An auditor asks which information is automatically captured in an AI Factsheet during model training versus what requires manual entry. Which of the following must be manually entered by a human?
Select an answer to reveal the explanation.
Short Explanation and Infographic
Think of it this way: in real-world AI governance, the business justification narrative explaining why the model was developed is exactly what teams reach for when they need to handle this scenario. AI Factsheets have both automatically populated fields and fields that require human input. On the exam, remember that this falls squarely under the 2.0 AI Lifecycle Governance domain.

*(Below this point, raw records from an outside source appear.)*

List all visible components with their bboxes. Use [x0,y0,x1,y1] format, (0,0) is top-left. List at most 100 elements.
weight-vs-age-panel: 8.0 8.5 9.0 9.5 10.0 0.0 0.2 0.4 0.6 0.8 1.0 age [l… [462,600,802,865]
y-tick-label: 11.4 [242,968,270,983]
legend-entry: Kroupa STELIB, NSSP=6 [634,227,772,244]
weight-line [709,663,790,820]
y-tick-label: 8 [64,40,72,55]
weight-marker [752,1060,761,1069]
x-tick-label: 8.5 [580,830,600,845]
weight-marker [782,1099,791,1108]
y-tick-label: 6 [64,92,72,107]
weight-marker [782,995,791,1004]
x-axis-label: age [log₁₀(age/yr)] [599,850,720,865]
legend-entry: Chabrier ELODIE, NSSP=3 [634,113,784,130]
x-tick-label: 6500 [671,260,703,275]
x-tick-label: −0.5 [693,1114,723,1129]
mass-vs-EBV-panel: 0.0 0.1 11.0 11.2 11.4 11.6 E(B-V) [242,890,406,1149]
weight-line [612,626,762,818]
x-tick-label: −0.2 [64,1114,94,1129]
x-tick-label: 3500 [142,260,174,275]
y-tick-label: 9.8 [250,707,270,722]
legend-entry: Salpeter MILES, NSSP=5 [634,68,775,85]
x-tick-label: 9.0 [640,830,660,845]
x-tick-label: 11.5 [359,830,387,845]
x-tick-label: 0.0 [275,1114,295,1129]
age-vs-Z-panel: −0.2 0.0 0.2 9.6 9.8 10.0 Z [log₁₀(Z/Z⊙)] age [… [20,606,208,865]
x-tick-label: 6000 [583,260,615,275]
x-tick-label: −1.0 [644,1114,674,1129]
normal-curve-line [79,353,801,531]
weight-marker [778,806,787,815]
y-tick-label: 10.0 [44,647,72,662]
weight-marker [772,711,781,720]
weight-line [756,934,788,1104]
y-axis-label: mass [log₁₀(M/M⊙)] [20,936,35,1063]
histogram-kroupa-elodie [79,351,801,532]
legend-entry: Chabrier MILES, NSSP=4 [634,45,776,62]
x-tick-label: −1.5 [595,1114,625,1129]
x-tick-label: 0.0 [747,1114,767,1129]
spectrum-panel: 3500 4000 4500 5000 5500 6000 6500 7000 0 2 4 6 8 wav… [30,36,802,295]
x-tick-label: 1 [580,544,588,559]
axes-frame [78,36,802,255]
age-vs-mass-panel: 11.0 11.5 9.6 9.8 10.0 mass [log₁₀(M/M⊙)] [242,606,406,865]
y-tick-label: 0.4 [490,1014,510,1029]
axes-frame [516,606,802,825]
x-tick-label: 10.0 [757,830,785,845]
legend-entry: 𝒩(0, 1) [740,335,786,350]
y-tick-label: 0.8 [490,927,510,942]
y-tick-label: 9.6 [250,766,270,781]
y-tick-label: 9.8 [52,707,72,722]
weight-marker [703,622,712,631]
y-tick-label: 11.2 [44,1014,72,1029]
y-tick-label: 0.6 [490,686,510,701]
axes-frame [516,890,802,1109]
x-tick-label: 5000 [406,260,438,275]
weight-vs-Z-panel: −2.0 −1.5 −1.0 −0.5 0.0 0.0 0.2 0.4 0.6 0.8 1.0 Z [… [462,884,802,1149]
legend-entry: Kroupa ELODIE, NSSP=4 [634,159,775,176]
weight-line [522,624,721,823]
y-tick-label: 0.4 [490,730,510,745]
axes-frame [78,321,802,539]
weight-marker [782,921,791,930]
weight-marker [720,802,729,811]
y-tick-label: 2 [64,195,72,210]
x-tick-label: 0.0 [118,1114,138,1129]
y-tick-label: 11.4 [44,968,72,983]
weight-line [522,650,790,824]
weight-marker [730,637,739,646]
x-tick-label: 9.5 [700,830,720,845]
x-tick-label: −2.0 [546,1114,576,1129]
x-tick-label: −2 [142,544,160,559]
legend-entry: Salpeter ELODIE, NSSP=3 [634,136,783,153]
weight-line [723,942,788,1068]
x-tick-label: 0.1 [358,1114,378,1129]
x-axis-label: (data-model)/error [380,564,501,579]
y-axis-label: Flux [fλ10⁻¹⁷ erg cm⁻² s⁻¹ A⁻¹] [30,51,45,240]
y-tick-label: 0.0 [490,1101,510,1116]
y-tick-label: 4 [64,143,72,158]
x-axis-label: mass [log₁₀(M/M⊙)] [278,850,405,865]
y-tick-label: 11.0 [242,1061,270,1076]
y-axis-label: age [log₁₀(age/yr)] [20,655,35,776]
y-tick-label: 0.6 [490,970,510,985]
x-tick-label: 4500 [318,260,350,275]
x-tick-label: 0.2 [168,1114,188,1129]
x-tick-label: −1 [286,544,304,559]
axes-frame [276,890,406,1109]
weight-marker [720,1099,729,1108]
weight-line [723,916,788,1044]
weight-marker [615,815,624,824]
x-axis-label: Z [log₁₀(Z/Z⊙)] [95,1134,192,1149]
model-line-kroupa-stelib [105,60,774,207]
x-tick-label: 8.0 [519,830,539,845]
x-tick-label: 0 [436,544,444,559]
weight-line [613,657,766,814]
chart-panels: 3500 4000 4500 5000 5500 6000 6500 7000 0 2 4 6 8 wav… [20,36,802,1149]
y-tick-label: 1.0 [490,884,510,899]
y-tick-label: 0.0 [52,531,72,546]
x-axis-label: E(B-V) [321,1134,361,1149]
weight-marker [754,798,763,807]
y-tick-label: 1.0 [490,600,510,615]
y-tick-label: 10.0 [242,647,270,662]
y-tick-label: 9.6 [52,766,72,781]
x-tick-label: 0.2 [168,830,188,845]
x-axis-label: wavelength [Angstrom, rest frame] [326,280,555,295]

Full explanation below image
Full Explanation
AI Factsheets have both automatically populated fields and fields that require human input. Automatic capture covers technical artifacts generated during training: data lineage, evaluation metrics, algorithm details, and hyperparameters are logged programmatically. However, business context fields such as intended use, business justification, and regulatory classification must be manually supplied by the model owner because they represent organizational knowledge that cannot be inferred from the training process alone. Understanding this distinction is critical for ensuring Factsheet completeness. The correct answer, "The business justification narrative explaining why the model was developed", directly addresses the scenario described because it aligns with the specific governance requirement in question. The incorrect options ("Training data source references and data lineage", "Evaluation metrics such as accuracy, AUC, and F1 score", "Model algorithm type and hyperparameter values") may seem plausible but do not satisfy the core requirement. Understanding the distinction between these concepts is critical for IBM watsonx.governance implementations and is frequently tested in the 2.0 AI Lifecycle Governance section of the certification exam.